Fringe Box



Riff Raff Diary for November 2011

Published on: 1 Dec, 2011
Updated on: 29 Feb, 2012

Riff Raff Cottage and Weir

Riff Raff Diary for December 2011

by Robert Craig

Riverbank tales from our local St Catherine’s Lengthsman/Weir-keeper

The first few days of November saw me busy operating the weirs after what has been a very quiet spell weir wise. This can create a fair amount of work as all the flotsam and jetsam including trees, that has accumulated during the period of low flow rates is carried down onto the weirs and requires clearing. This only lasted until the 7th when the rainfall stopped.

I have been removing some of the dead alders and elms at the back edge of the towpath opposite the Riff Raff weir, where it had become rather dense on what is quite a narrow section of path which can be awkward when cyclists and walkers meet. Where I can, I leave standing deadwood as a habitat, particularly for woodpeckers, but if it is close to the towpath we have to remove it to ensure that it does not fall and injure someone. Down at St.Catherines lock you will notice that the fleet is in town with a large proportion of our maintenance craft present.

The lock pumped almost dry so that repairs to the cill can be made. The slight v shape always points upstream allowing natural water pressure to press the gates closed

The maintenance team are busy replacing the cills* and nosing in the lock chamber as described last month at Millmead lock. They are also carrying out any other repairs or improvements found necessary such as creating concrete quadrants by the balance beams, Quadrants are placed where you walk back and forth as you operate the lock gates and wear the ground away. If you have looked down into the lock chamber you will have noticed the large amount of silt that collects there.

In this photo the 'paddles'** at the bottom of the gates

Whenever I see this I am reminded of an occasion in 1978 when we were fitting new lock gates at Unstead lock. I was in the bottom of the lock chamber shovelling the silt into a bucket which was then hauled up by rope onto the lockside. Working alongside me was Ernie Eggar. Ernie had been the carter on the navigation when the Wey barges were horse drawn. Somehow we got into conversation about pre-decimal coinage and I commented that I had been fond of the old ten bob notes. On hearing this Ernie said, “You liked those did you boy?” and there, in the bottom of the lock covered in mud, he reached inside his boiler suit and produced a money belt with about half a dozen pristine ten shilling notes to show me. I guess Ernie was fond of them too.

Carter Ernie Eggar on the towpath at Thames lock, Weybridge.

See you by the river.

Robert Craig. St.Catherine’s Lengthsman and Weirkeeper.

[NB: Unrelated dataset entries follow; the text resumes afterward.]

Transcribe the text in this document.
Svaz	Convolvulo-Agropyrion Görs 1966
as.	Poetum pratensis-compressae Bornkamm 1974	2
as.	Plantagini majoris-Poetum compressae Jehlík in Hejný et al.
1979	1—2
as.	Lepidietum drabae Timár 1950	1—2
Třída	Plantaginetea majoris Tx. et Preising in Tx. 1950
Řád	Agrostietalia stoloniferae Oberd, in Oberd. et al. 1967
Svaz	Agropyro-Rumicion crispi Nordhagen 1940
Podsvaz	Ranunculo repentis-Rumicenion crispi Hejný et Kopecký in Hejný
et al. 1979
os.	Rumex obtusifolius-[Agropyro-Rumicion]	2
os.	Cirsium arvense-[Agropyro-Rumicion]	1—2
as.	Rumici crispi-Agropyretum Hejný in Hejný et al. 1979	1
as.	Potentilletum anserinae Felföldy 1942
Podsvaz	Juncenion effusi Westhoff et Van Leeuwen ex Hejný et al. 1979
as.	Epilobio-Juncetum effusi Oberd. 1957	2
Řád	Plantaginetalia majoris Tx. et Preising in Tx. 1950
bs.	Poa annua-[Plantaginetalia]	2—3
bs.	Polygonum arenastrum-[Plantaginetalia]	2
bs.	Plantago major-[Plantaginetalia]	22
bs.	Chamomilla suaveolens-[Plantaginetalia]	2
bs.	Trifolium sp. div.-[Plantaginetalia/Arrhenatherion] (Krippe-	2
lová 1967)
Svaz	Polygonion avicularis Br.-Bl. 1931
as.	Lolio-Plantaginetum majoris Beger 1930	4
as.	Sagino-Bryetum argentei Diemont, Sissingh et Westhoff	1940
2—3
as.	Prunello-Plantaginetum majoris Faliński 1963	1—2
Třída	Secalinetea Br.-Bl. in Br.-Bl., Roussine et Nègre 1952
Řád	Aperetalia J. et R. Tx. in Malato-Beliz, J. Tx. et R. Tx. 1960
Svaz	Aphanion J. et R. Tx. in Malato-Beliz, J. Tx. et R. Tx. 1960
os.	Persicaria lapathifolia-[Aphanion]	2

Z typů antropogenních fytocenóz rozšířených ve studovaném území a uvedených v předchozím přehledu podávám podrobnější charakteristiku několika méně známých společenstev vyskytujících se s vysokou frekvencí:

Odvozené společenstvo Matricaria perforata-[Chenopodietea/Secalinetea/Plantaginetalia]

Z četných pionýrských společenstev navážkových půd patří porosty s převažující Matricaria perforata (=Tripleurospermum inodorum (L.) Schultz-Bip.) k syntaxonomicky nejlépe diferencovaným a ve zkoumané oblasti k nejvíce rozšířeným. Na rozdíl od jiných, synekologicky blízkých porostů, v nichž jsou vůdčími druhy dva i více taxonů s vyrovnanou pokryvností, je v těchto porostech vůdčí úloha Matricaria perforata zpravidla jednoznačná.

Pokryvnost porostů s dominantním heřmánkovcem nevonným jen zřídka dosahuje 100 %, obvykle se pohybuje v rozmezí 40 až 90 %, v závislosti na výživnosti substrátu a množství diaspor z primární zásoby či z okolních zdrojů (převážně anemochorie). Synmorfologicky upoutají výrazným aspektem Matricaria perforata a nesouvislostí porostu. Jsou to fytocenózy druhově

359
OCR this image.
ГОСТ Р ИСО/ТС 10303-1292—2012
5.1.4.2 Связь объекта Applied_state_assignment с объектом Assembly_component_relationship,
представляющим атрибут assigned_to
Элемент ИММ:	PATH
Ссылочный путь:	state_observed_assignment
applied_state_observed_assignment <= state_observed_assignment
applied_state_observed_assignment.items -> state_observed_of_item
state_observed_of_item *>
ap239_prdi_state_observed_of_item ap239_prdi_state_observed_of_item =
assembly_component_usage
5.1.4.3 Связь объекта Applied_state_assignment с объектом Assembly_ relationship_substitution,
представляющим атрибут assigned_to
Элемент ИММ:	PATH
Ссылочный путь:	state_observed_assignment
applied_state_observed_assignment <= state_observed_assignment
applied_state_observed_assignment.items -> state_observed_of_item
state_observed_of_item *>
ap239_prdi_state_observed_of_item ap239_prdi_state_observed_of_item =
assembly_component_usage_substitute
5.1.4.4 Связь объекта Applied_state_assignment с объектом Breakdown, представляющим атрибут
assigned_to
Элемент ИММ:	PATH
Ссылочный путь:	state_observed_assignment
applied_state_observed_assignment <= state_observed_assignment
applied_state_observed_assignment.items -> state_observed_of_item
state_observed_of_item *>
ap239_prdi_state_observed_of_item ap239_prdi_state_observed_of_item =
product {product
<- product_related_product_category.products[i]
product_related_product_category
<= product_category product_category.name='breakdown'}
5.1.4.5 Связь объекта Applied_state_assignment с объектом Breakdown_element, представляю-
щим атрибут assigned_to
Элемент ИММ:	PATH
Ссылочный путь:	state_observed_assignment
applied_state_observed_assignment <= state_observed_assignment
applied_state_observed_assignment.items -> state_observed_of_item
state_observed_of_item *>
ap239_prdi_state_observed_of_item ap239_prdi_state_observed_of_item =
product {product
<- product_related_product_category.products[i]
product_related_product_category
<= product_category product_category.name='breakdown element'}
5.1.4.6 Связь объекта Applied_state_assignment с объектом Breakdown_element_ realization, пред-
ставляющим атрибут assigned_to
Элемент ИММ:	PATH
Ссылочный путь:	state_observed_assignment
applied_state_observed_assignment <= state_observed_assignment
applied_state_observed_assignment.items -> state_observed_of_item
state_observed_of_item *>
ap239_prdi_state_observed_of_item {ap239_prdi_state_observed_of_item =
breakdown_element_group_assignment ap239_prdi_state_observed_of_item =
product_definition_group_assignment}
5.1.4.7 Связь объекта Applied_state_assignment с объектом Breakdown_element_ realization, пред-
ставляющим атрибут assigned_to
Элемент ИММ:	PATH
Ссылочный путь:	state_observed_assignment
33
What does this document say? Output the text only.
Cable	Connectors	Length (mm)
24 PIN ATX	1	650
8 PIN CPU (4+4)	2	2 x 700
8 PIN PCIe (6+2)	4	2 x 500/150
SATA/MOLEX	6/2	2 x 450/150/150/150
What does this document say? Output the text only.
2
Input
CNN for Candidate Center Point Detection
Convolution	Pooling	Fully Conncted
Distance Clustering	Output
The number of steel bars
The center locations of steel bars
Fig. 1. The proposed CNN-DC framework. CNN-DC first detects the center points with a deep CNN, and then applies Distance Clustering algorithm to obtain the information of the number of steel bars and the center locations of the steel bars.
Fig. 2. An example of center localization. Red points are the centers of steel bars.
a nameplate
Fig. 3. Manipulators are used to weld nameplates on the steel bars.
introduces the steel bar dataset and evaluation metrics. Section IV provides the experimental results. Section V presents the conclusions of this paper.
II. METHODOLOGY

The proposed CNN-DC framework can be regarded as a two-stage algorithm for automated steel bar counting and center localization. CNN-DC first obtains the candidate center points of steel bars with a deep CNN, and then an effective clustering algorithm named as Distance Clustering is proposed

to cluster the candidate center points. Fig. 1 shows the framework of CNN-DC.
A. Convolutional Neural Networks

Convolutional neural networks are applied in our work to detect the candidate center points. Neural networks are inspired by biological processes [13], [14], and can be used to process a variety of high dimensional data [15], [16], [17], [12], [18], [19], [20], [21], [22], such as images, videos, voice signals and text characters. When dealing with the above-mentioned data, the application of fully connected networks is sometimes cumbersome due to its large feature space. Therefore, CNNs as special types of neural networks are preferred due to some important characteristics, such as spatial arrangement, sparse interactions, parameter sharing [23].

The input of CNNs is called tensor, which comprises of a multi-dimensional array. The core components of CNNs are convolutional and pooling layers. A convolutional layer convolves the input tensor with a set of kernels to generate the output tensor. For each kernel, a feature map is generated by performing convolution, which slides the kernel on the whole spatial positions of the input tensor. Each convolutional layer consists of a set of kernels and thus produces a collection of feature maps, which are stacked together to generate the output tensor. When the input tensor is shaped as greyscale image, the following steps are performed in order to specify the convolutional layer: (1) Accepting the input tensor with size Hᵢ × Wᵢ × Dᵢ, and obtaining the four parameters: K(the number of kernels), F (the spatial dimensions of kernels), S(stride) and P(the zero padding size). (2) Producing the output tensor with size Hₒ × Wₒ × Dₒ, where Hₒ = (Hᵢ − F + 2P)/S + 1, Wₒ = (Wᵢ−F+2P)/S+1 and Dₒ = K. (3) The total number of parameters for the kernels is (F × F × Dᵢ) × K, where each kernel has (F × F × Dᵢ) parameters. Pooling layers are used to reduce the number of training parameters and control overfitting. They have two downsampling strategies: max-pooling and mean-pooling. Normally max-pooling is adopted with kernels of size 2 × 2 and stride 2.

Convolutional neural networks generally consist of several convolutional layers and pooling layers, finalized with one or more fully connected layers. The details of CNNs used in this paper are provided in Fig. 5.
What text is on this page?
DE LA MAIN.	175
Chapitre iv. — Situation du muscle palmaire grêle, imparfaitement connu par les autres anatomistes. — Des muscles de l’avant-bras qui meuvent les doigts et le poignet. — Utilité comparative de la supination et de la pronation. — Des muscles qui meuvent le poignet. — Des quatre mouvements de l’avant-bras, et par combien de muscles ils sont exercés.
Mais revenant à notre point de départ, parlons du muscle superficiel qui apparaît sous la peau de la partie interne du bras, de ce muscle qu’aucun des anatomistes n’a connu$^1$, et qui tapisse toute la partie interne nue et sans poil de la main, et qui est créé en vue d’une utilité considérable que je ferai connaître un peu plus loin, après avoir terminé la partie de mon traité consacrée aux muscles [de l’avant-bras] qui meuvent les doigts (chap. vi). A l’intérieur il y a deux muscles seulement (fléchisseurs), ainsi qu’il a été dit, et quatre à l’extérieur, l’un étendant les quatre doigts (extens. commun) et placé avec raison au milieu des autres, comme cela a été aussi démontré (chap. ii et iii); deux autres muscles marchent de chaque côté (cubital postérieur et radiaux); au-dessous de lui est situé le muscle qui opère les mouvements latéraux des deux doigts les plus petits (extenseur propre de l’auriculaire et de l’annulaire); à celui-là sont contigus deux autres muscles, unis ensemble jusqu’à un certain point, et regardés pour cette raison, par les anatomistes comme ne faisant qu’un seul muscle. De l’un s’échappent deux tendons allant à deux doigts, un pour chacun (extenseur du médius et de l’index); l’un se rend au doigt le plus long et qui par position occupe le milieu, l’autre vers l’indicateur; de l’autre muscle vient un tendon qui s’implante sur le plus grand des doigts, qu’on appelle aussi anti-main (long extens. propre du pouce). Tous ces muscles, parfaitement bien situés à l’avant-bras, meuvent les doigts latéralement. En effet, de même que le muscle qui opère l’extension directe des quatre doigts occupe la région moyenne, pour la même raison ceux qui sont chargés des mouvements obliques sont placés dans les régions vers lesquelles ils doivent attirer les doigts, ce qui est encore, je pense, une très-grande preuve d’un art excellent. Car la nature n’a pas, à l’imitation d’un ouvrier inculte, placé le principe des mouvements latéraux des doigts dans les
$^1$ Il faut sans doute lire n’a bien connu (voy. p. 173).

* The cill is a narrow horizontal ledge protruding a short way into the chamber from below the upper gates. Allowing the rear of the boat to “hang” on the cill is the main danger one is warned to guard against when descending a lock, and the position of the forward edge of the cill is usually marked on the lock side by a white line. The edge of the cill is usually curved, protruding less in the centre than at the edges. In some locks, there is a piece of oak about 9” thick which protects the solid part of the lock cill. On the Oxford Canal it is called a Babbie; on the Grand Union Canal it is referred to as the cill Bumper.

** A paddle – sometimes known as a slacker, clough, or (in American English) wicket – is the simple valve by which the lock chamber is filled or emptied. The paddle itself is a sliding wooden (or nowadays plastic) panel which when “lifted” (slid up) out of the way allows water to either enter the chamber from the upper pound or flow out to the lower pound.